Zeitreise zur Hasestraße 62 Ende einer Ära: Osnabrücker Nachtclub „Parisiana“ schließt



Osnabrück. Aus nach 55 Jahren: Zum Jahresende gehen die (Rot-)Lichter im verruchten und zugleich traditionellen Osnabrücker Nachtclub „Parisiana“ an der Hasestraße 62 aus.

Wenn Pächterin „Cilly“ Rosemann in der Silvesternacht endgültig das Parisiana abschließen muss, wird ihr das sehr, sehr schwerfallen, sagt die Dame zeitlosen Alters.

Sie begann als 15-Jährige ihre Lehre bei Eklöh am Jürgensort, bediente dann im Eiscafé Opitz und arbeitete sich schließlich zum Café Panorama am Neumarkt hoch. Dort brachte sie den Schülern bei, wie man seine Tasche ordentlich abstellt, ohne dass sie der Bedienung im Wege ist. Manchen Sommer konnte man „Cilly“ als Laiendarstellerin auf der Waldbühne Kloster Oesede erleben. Ganz aktuell sieht man sie in einem Beitrag von os1.tv , wo sie Moderator Marcel Trocoli Castro und Musiker Tommy Schneller durchs „Parisiana“ führt.

Was kommt rein?

Für den Verpächter Rainer Klose gibt es indes keine Alternative: „Das Haus ist in die Jahre gekommen und bedarf gründlicher Renovierung“, sagt er. Für den Neon-Schriftzug und die Korbmarkisen, die noch den unverfälschten Charme der Fünfzigerjahre ausstrahlen, haben sich schon Liebhaber gemeldet. Die Wohnungen in den Obergeschossen sollen auf den neuesten Stand gebracht werden. Mitte 2015 wird im Erdgeschoss eine „Brasserie“ nach französischem Vorbild einziehen.

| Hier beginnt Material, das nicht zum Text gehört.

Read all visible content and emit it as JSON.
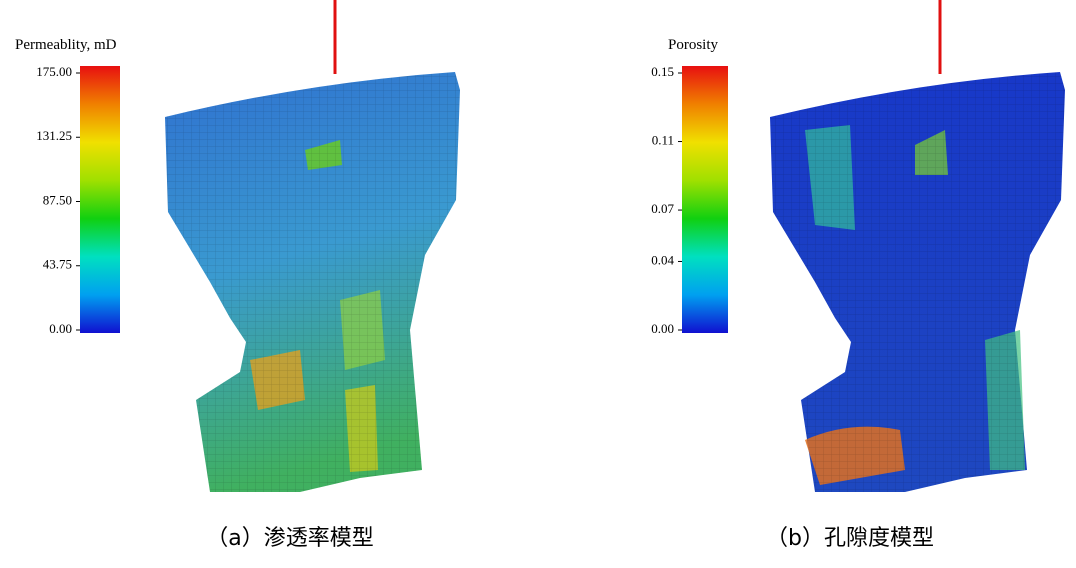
{
  "panels": [
    {
      "colorbar": {
        "title": "Permeablity, mD",
        "lim": [
          0,
          175
        ],
        "ticks": [
          {
            "value": 175,
            "label": "175.00"
          },
          {
            "value": 131.25,
            "label": "131.25"
          },
          {
            "value": 87.5,
            "label": "87.50"
          },
          {
            "value": 43.75,
            "label": "43.75"
          },
          {
            "value": 0,
            "label": "0.00"
          }
        ],
        "colors": [
          "#1010d0",
          "#00a0f0",
          "#00e0c0",
          "#10d010",
          "#a0e000",
          "#f0e000",
          "#f08000",
          "#e81010"
        ]
      },
      "caption": "（a）渗透率模型"
    },
    {
      "colorbar": {
        "title": "Porosity",
        "lim": [
          0,
          0.15
        ],
        "ticks": [
          {
            "value": 0.15,
            "label": "0.15"
          },
          {
            "value": 0.11,
            "label": "0.11"
          },
          {
            "value": 0.07,
            "label": "0.07"
          },
          {
            "value": 0.04,
            "label": "0.04"
          },
          {
            "value": 0,
            "label": "0.00"
          }
        ],
        "colors": [
          "#1010d0",
          "#00a0f0",
          "#00e0c0",
          "#10d010",
          "#a0e000",
          "#f0e000",
          "#f08000",
          "#e81010"
        ]
      },
      "caption": "（b）孔隙度模型"
    }
  ]
}
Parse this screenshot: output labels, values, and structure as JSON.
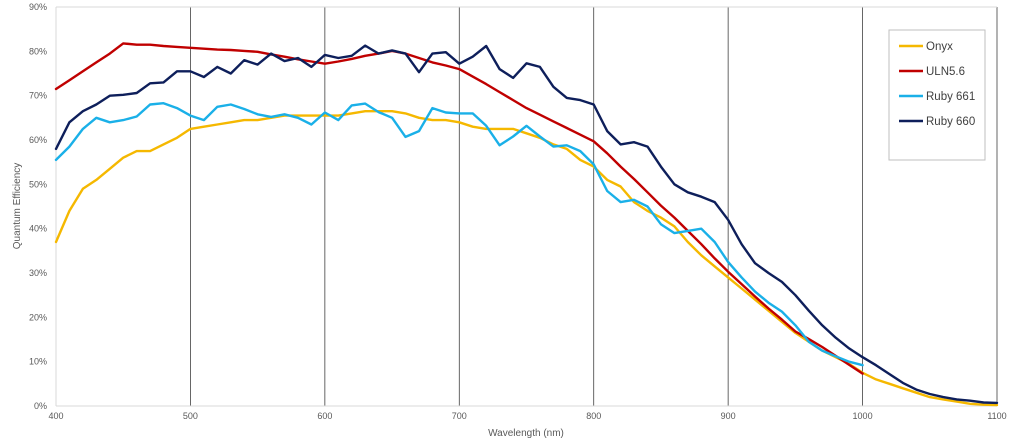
{
  "chart_data": {
    "type": "line",
    "title": "",
    "xlabel": "Wavelength (nm)",
    "ylabel": "Quantum Efficiency",
    "xlim": [
      400,
      1100
    ],
    "ylim": [
      0,
      90
    ],
    "x_ticks": [
      400,
      500,
      600,
      700,
      800,
      900,
      1000,
      1100
    ],
    "y_ticks": [
      "0%",
      "10%",
      "20%",
      "30%",
      "40%",
      "50%",
      "60%",
      "70%",
      "80%",
      "90%"
    ],
    "grid": "vertical",
    "legend_position": "top-right",
    "series": [
      {
        "name": "Onyx",
        "color": "#f5b800",
        "x": [
          400,
          410,
          420,
          430,
          440,
          450,
          460,
          470,
          480,
          490,
          500,
          510,
          520,
          530,
          540,
          550,
          560,
          570,
          580,
          590,
          600,
          610,
          620,
          630,
          640,
          650,
          660,
          670,
          680,
          690,
          700,
          710,
          720,
          730,
          740,
          750,
          760,
          770,
          780,
          790,
          800,
          810,
          820,
          830,
          840,
          850,
          860,
          870,
          880,
          890,
          900,
          910,
          920,
          930,
          940,
          950,
          960,
          970,
          980,
          990,
          1000,
          1010,
          1020,
          1030,
          1040,
          1050,
          1060,
          1070,
          1080,
          1090,
          1100
        ],
        "y": [
          37,
          44,
          49,
          51,
          53.5,
          56,
          57.5,
          57.5,
          59,
          60.5,
          62.5,
          63,
          63.5,
          64,
          64.5,
          64.5,
          65,
          65.5,
          65.5,
          65.5,
          65.5,
          65.5,
          66,
          66.5,
          66.5,
          66.5,
          66,
          65,
          64.5,
          64.5,
          64,
          63,
          62.5,
          62.5,
          62.5,
          61.5,
          60.5,
          59,
          58,
          55.5,
          54,
          51,
          49.5,
          46,
          44,
          42.5,
          40.5,
          37,
          34,
          31.5,
          29,
          26.5,
          24,
          21.5,
          19,
          16.5,
          14.5,
          12.5,
          11,
          9.5,
          7.5,
          6,
          5,
          4,
          3,
          2,
          1.5,
          1,
          0.5,
          0.3,
          0.2
        ]
      },
      {
        "name": "ULN5.6",
        "color": "#c00000",
        "x": [
          400,
          410,
          420,
          430,
          440,
          450,
          460,
          470,
          480,
          490,
          500,
          510,
          520,
          530,
          540,
          550,
          560,
          570,
          580,
          590,
          600,
          610,
          620,
          630,
          640,
          650,
          660,
          670,
          680,
          690,
          700,
          710,
          720,
          730,
          740,
          750,
          760,
          770,
          780,
          790,
          800,
          810,
          820,
          830,
          840,
          850,
          860,
          870,
          880,
          890,
          900,
          910,
          920,
          930,
          940,
          950,
          960,
          970,
          980,
          990,
          1000
        ],
        "y": [
          71.5,
          73.5,
          75.5,
          77.5,
          79.5,
          81.8,
          81.5,
          81.5,
          81.2,
          81,
          80.8,
          80.6,
          80.4,
          80.3,
          80.1,
          79.9,
          79.3,
          78.8,
          78.2,
          77.7,
          77.2,
          77.7,
          78.3,
          79,
          79.5,
          80.1,
          79.5,
          78.5,
          77.5,
          76.8,
          76,
          74.3,
          72.6,
          70.8,
          69,
          67.2,
          65.7,
          64.2,
          62.7,
          61.2,
          59.7,
          57,
          54,
          51.2,
          48.2,
          45.2,
          42.5,
          39.5,
          36.5,
          33.3,
          30.3,
          27.5,
          24.7,
          22,
          19.5,
          16.8,
          15.1,
          13.3,
          11.3,
          9.3,
          7.3
        ]
      },
      {
        "name": "Ruby 661",
        "color": "#1ab0e8",
        "x": [
          400,
          410,
          420,
          430,
          440,
          450,
          460,
          470,
          480,
          490,
          500,
          510,
          520,
          530,
          540,
          550,
          560,
          570,
          580,
          590,
          600,
          610,
          620,
          630,
          640,
          650,
          660,
          670,
          680,
          690,
          700,
          710,
          720,
          730,
          740,
          750,
          760,
          770,
          780,
          790,
          800,
          810,
          820,
          830,
          840,
          850,
          860,
          870,
          880,
          890,
          900,
          910,
          920,
          930,
          940,
          950,
          960,
          970,
          980,
          990,
          1000
        ],
        "y": [
          55.5,
          58.5,
          62.5,
          65,
          64,
          64.5,
          65.3,
          68,
          68.3,
          67.2,
          65.5,
          64.5,
          67.5,
          68,
          67,
          65.8,
          65.2,
          65.8,
          65,
          63.5,
          66.2,
          64.5,
          67.8,
          68.2,
          66.3,
          65,
          60.7,
          62,
          67.2,
          66.2,
          66,
          66,
          63.2,
          58.8,
          60.8,
          63.2,
          60.8,
          58.5,
          58.8,
          57.5,
          54.5,
          48.5,
          46,
          46.5,
          45,
          41,
          39,
          39.5,
          40,
          37,
          32.5,
          29,
          25.8,
          23.3,
          21.3,
          18.2,
          14.5,
          12.5,
          11.2,
          10,
          9.2
        ]
      },
      {
        "name": "Ruby 660",
        "color": "#0e1f5b",
        "x": [
          400,
          410,
          420,
          430,
          440,
          450,
          460,
          470,
          480,
          490,
          500,
          510,
          520,
          530,
          540,
          550,
          560,
          570,
          580,
          590,
          600,
          610,
          620,
          630,
          640,
          650,
          660,
          670,
          680,
          690,
          700,
          710,
          720,
          730,
          740,
          750,
          760,
          770,
          780,
          790,
          800,
          810,
          820,
          830,
          840,
          850,
          860,
          870,
          880,
          890,
          900,
          910,
          920,
          930,
          940,
          950,
          960,
          970,
          980,
          990,
          1000,
          1010,
          1020,
          1030,
          1040,
          1050,
          1060,
          1070,
          1080,
          1090,
          1100
        ],
        "y": [
          58,
          64,
          66.5,
          68,
          70,
          70.2,
          70.6,
          72.8,
          73,
          75.5,
          75.5,
          74.2,
          76.5,
          75,
          78,
          77,
          79.5,
          77.8,
          78.5,
          76.5,
          79.2,
          78.5,
          79,
          81.3,
          79.5,
          80.2,
          79.5,
          75.3,
          79.5,
          79.8,
          77.2,
          78.8,
          81.2,
          76,
          74,
          77.3,
          76.5,
          72,
          69.5,
          69,
          68,
          62,
          59,
          59.5,
          58.5,
          54,
          50,
          48.2,
          47.2,
          46,
          42,
          36.5,
          32.2,
          30,
          28,
          25,
          21.5,
          18.2,
          15.4,
          13,
          11,
          9.2,
          7.2,
          5.2,
          3.7,
          2.7,
          2,
          1.5,
          1.2,
          0.8,
          0.7
        ]
      }
    ]
  }
}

Lange Tradition in der Hasestraße 62

1959 kaufte der Getränkegroßhändler Karl Feldscher den schlichten Nachkriegsbau und richtete dort das „Tanz-Cabaret“ ein. „Für das prüde Osnabrück der Wiederaufbaujahre war das natürlich ein Hammer, und dann auch noch so dicht am Dombezirk“, erinnert sich der Feldscher-Geschäftsführer Rainer Klose. Von „Striptease“ habe man damals nicht gesprochen: „Das gab es nur in Hamburg auf der Reeperbahn. Wir nannten das ganz züchtig ‚Schönheitstanz‘. Allenfalls kam es zur Entblößung der Brust, mehr auf keinen Fall.“

Natürlich gebe es eine Fülle von Anekdoten aus 55 Jahren „Parisiana“, angefangen bei dem Klassiker, dass der Ehemann die Verzehr-Quittung in der Sakko-Tasche vergisst und die Ehefrau sie dort beim Bügeln findet, bis hin zu jenem stadtbekannten Edelmann, der regelmäßig direkt von der Treibjagd mit schmutzigen Gummistiefeln und Flinte hereingestapft kam und dann zum „Horrido“ blies. Insgesamt aber, so meint Klose, sei es noch zu früh, Derartiges aufzuschreiben, denn da könnte sich so manche angesehene Familie unangenehm berührt fühlen.

In der Abfolge der Pächter tauchen die Namen Hans Ackermann, Berthold Schulte und zuletzt Cäcilia Rosemann auf, die auf ihre Weise alle szenebekannte Originale waren beziehungsweise sind.